Let’s tear down some barriers.
• We did a newsletter before. It didn’t work for us. This conclusion implies that some organizations just aren’t “good newsletter material,” when in fact most newsletters fail for a few obvious reasons which you’ll learn about in this book.
• I’m a fundraiser, not a journalist. You don’t have to be a great writer to create a great charity newsletter. Honest: this book is NOT about turning you into a journalist. You have better ways to spend your time.
Paradoxically enough, your newsletter isn’t about getting people to read your articles. Your newsletter is actually about delivering joy to your donors repeatedly . . . and as fast as possible. You can swiftly accomplish that profitable feat in a handful of headlines. Why? Because research shows that most “readers” never venture far past the headlines, even in Pulitzer-winning newspapers. Mothball your “writer’s block” anxieties. You don’t need to write exquisite articles. You will need to learn how to write a competent
headline. But that’s about it. And it’s an easily acquired skill.
• I have other priorities. I hear you: my to-do list always outpaces my workday. So the question becomes (especially in a small or one-person fundraising shop): Is a newsletter worth making time for? Should it be a top priority or an also-ran? Well, that depends. If your organization believes (as I do, because I’ve seen the proof repeatedly) that donor-centricity is the surest route to increased income and retention, then you need a tool
to help you nurture relationships with all your donors—not just those lucky few you can reach one on one. The proper tool for mass cultivation is the donor newsletter. It affords you an efficient way to speak to your entire donor base on a regular basis.
• I don’t have any stories. “There are eight million stories in the Naked City. This has been one of them,” the narrator intoned at the close of each episode. Naked City was one of the first TV crime dramas, set in New York City. They knew they’d never run
out of stories. You have that kind of abundance at your fingertips, too. You just
have to look for it—or, even better, train your colleagues to search it out for you.
At Health Care for the Homeless (Baltimore), the director of development makes a practice of regularly trolling the front-line staff for true-life stories. The fundraiser
also educated the social workers there about the financial good it does the agency to have great stories to tell. As a result, social workers have become eager “story gatherers.” You’re not asking them to write up polished 500-word summaries, either. You’re asking them to pop 50 rough words into an email.

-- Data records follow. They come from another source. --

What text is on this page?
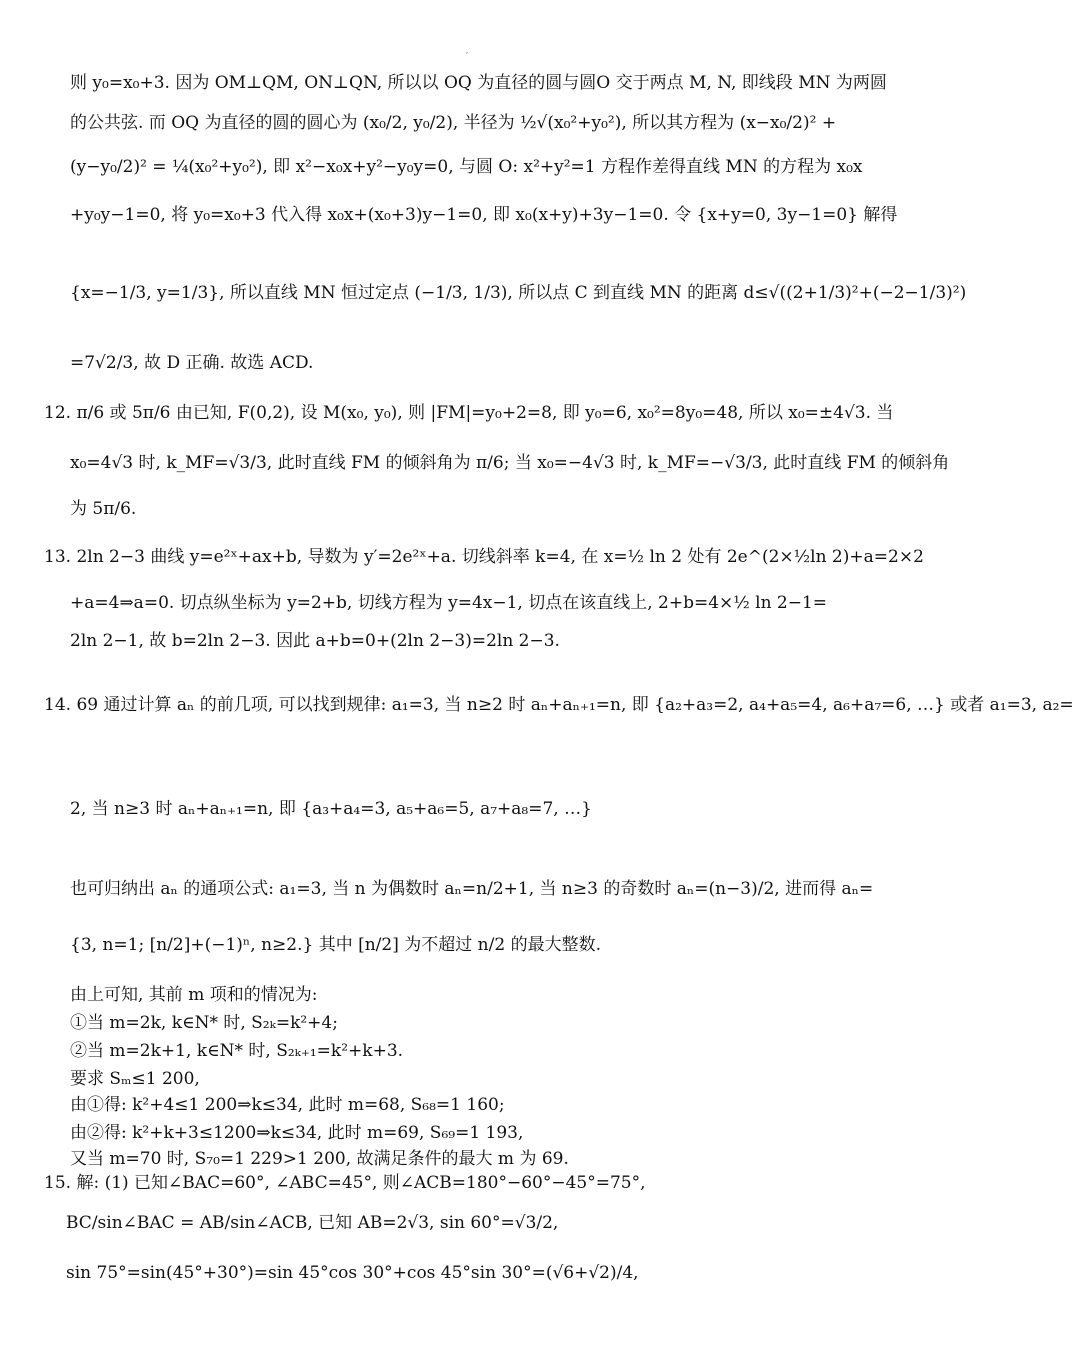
′
则 y₀=x₀+3. 因为 OM⊥QM, ON⊥QN, 所以以 OQ 为直径的圆与圆O 交于两点 M, N, 即线段 MN 为两圆
的公共弦. 而 OQ 为直径的圆的圆心为 (x₀/2, y₀/2), 半径为 ½√(x₀²+y₀²), 所以其方程为 (x−x₀/2)² +
(y−y₀/2)² = ¼(x₀²+y₀²), 即 x²−x₀x+y²−y₀y=0, 与圆 O: x²+y²=1 方程作差得直线 MN 的方程为 x₀x
+y₀y−1=0, 将 y₀=x₀+3 代入得 x₀x+(x₀+3)y−1=0, 即 x₀(x+y)+3y−1=0. 令 {x+y=0, 3y−1=0} 解得
{x=−1/3, y=1/3}, 所以直线 MN 恒过定点 (−1/3, 1/3), 所以点 C 到直线 MN 的距离 d≤√((2+1/3)²+(−2−1/3)²)
=7√2/3, 故 D 正确. 故选 ACD.
12. π/6 或 5π/6 由已知, F(0,2), 设 M(x₀, y₀), 则 |FM|=y₀+2=8, 即 y₀=6, x₀²=8y₀=48, 所以 x₀=±4√3. 当
x₀=4√3 时, k_MF=√3/3, 此时直线 FM 的倾斜角为 π/6; 当 x₀=−4√3 时, k_MF=−√3/3, 此时直线 FM 的倾斜角
为 5π/6.
13. 2ln 2−3 曲线 y=e²ˣ+ax+b, 导数为 y′=2e²ˣ+a. 切线斜率 k=4, 在 x=½ ln 2 处有 2e^(2×½ln 2)+a=2×2
+a=4⇒a=0. 切点纵坐标为 y=2+b, 切线方程为 y=4x−1, 切点在该直线上, 2+b=4×½ ln 2−1=
2ln 2−1, 故 b=2ln 2−3. 因此 a+b=0+(2ln 2−3)=2ln 2−3.
14. 69 通过计算 aₙ 的前几项, 可以找到规律: a₁=3, 当 n≥2 时 aₙ+aₙ₊₁=n, 即 {a₂+a₃=2, a₄+a₅=4, a₆+a₇=6, …} 或者 a₁=3, a₂=
2, 当 n≥3 时 aₙ+aₙ₊₁=n, 即 {a₃+a₄=3, a₅+a₆=5, a₇+a₈=7, …}
也可归纳出 aₙ 的通项公式: a₁=3, 当 n 为偶数时 aₙ=n/2+1, 当 n≥3 的奇数时 aₙ=(n−3)/2, 进而得 aₙ=
{3, n=1; [n/2]+(−1)ⁿ, n≥2.} 其中 [n/2] 为不超过 n/2 的最大整数.
由上可知, 其前 m 项和的情况为:
①当 m=2k, k∈N* 时, S₂ₖ=k²+4;
②当 m=2k+1, k∈N* 时, S₂ₖ₊₁=k²+k+3.
要求 Sₘ≤1 200,
由①得: k²+4≤1 200⇒k≤34, 此时 m=68, S₆₈=1 160;
由②得: k²+k+3≤1200⇒k≤34, 此时 m=69, S₆₉=1 193,
又当 m=70 时, S₇₀=1 229>1 200, 故满足条件的最大 m 为 69.
15. 解: (1) 已知∠BAC=60°, ∠ABC=45°, 则∠ACB=180°−60°−45°=75°,
BC/sin∠BAC = AB/sin∠ACB, 已知 AB=2√3, sin 60°=√3/2,
sin 75°=sin(45°+30°)=sin 45°cos 30°+cos 45°sin 30°=(√6+√2)/4,
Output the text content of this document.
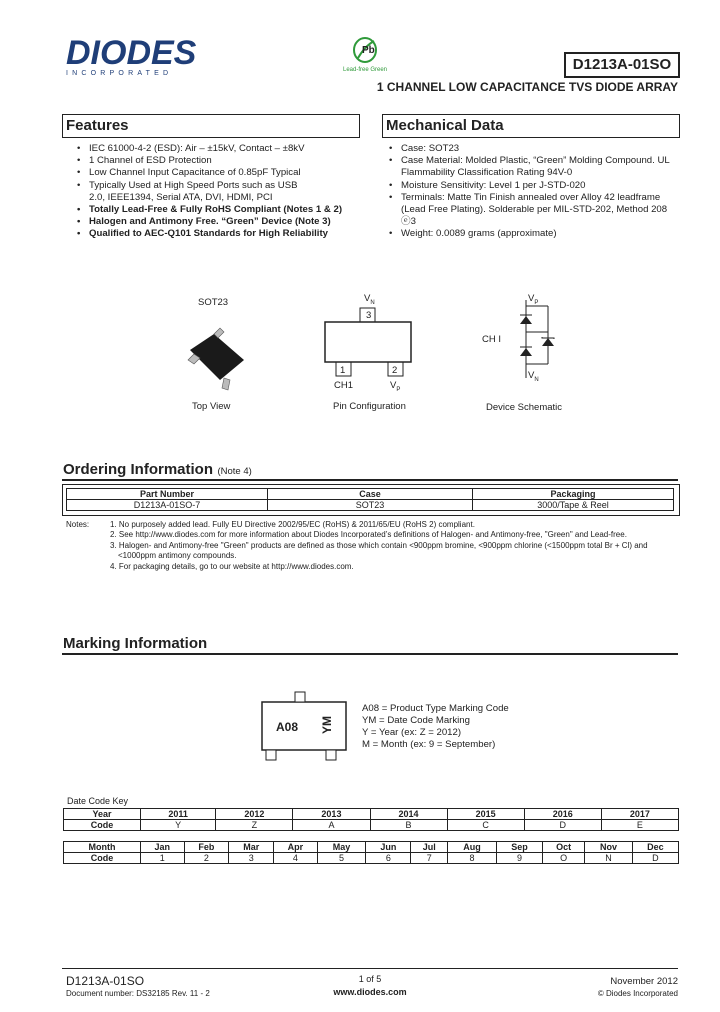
DIODES
INCORPORATED
Pb
Lead-free Green	D1213A-01SO
1 CHANNEL LOW CAPACITANCE TVS DIODE ARRAY
Features
• IEC 61000-4-2 (ESD): Air – ±15kV, Contact – ±8kV
• 1 Channel of ESD Protection
• Low Channel Input Capacitance of 0.85pF Typical
• Typically Used at High Speed Ports such as USB 2.0, IEEE1394, Serial ATA, DVI, HDMI, PCI
• Totally Lead-Free & Fully RoHS Compliant (Notes 1 & 2)
• Halogen and Antimony Free. “Green” Device (Note 3)
• Qualified to AEC-Q101 Standards for High Reliability
Mechanical Data
• Case: SOT23
• Case Material: Molded Plastic, “Green” Molding Compound. UL Flammability Classification Rating 94V-0
• Moisture Sensitivity: Level 1 per J-STD-020
• Terminals: Matte Tin Finish annealed over Alloy 42 leadframe (Lead Free Plating). Solderable per MIL-STD-202, Method 208 ⓔ3
• Weight: 0.0089 grams (approximate)
SOT23
Top View
$V_N$
3
1	2
CH1	$V_P$
Pin Configuration
$V_P$
$V_N$
CH I
Device Schematic
Ordering Information (Note 4)
Part Number	Case	Packaging
D1213A-01SO-7	SOT23	3000/Tape & Reel
Notes:	1. No purposely added lead. Fully EU Directive 2002/95/EC (RoHS) & 2011/65/EU (RoHS 2) compliant.
2. See http://www.diodes.com for more information about Diodes Incorporated’s definitions of Halogen- and Antimony-free, "Green" and Lead-free.
3. Halogen- and Antimony-free "Green" products are defined as those which contain <900ppm bromine, <900ppm chlorine (<1500ppm total Br + Cl) and
<1000ppm antimony compounds.
4. For packaging details, go to our website at http://www.diodes.com.
Marking Information
A08 YM
A08 = Product Type Marking Code
YM = Date Code Marking
Y = Year (ex: Z = 2012)
M = Month (ex: 9 = September)
Date Code Key
Year	2011	2012	2013	2014	2015	2016	2017
Code	Y	Z	A	B	C	D	E
Month	Jan	Feb	Mar	Apr	May	Jun	Jul	Aug	Sep	Oct	Nov	Dec
Code	1	2	3	4	5	6	7	8	9	O	N	D
D1213A-01SO
Document number: DS32185 Rev. 11 - 2
1 of 5
www.diodes.com
November 2012
© Diodes Incorporated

• I’m not a designer. You don’t have to be. Even the most graphically challenged can send out a simple (yet soul-satisfying) “newsyletter” to donors. It’s nothing more than a Word document. Trust me: if you can write any kind of letter (to your son at camp?),
then you can write a successful newsy-letter.
• I can’t justify it to my boss. Look: the financial hurdle for newsletters is really low. If you break even—if you bring in enough gifts to cover your postage and printing—then you’re already beating the odds. Donor newsletters aren’t about current income, after all (though they can produce miracles in that department). Donor newsletters are about retaining donors for the long haul.